Although the instant suppression order clearly was appealable, pursuant to Palmore and the unambiguous language of Rule 9.140(c)(1)(B), the state failed to initiate that appeal within fifteen days. See Fla.R.App.P. 9.140(c)(2). Accordingly, we treat the petition as an untimely appeal of a pretrial order and dismiss it.

DAUKSCH J., concurs. SHARP, J., concurs specially with opinion.

. This court recently followed that doctrine in State v. Edwards, 490 So.2d 235 (Fla. 5th DCA 1986), which is in direct conflict with McIntosh and Jones.

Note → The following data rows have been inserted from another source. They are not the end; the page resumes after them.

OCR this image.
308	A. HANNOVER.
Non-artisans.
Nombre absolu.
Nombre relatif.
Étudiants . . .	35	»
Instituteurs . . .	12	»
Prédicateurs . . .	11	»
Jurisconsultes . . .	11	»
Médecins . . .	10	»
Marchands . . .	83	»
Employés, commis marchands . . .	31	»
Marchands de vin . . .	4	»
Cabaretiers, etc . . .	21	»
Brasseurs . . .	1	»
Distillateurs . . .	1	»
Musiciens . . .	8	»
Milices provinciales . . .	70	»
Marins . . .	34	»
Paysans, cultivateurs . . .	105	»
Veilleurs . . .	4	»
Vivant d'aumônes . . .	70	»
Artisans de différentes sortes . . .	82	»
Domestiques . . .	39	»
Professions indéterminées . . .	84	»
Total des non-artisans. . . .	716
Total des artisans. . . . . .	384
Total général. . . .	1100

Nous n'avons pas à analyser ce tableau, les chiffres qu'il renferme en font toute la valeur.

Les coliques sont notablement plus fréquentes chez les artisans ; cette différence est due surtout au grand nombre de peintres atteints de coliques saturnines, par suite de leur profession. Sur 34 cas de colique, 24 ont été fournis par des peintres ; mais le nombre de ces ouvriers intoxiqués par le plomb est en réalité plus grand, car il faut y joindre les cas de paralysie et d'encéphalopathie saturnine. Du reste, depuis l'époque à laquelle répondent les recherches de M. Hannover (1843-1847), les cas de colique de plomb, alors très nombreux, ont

. The United States Supreme Court cases cited in Judge Sharp’s footnote 3 relating to a prisoner's expectations of privacy in his cell are irrelevant to electronic interceptions of messages to a person outside of prison — to say nothing of the expectations of the other party on the outside, in this case the respondent Donna Katiba. Moreover, Lanza v. State, 370 U.S. 139, 82 S.Ct. 1218, 8 L.Ed.2d 384 (1962), which dealt with the bugging of a face-to-face conversation between a prisoner and a visitor, expressly termed that bugging a search and seizure, albeit a reasonable one under those facts. Wells v. State, 402 So.2d 402 (Fla.1981), also cited by her concurrence, is inapplicable here, since it deals with the unrelated issue of searches of prison visitors.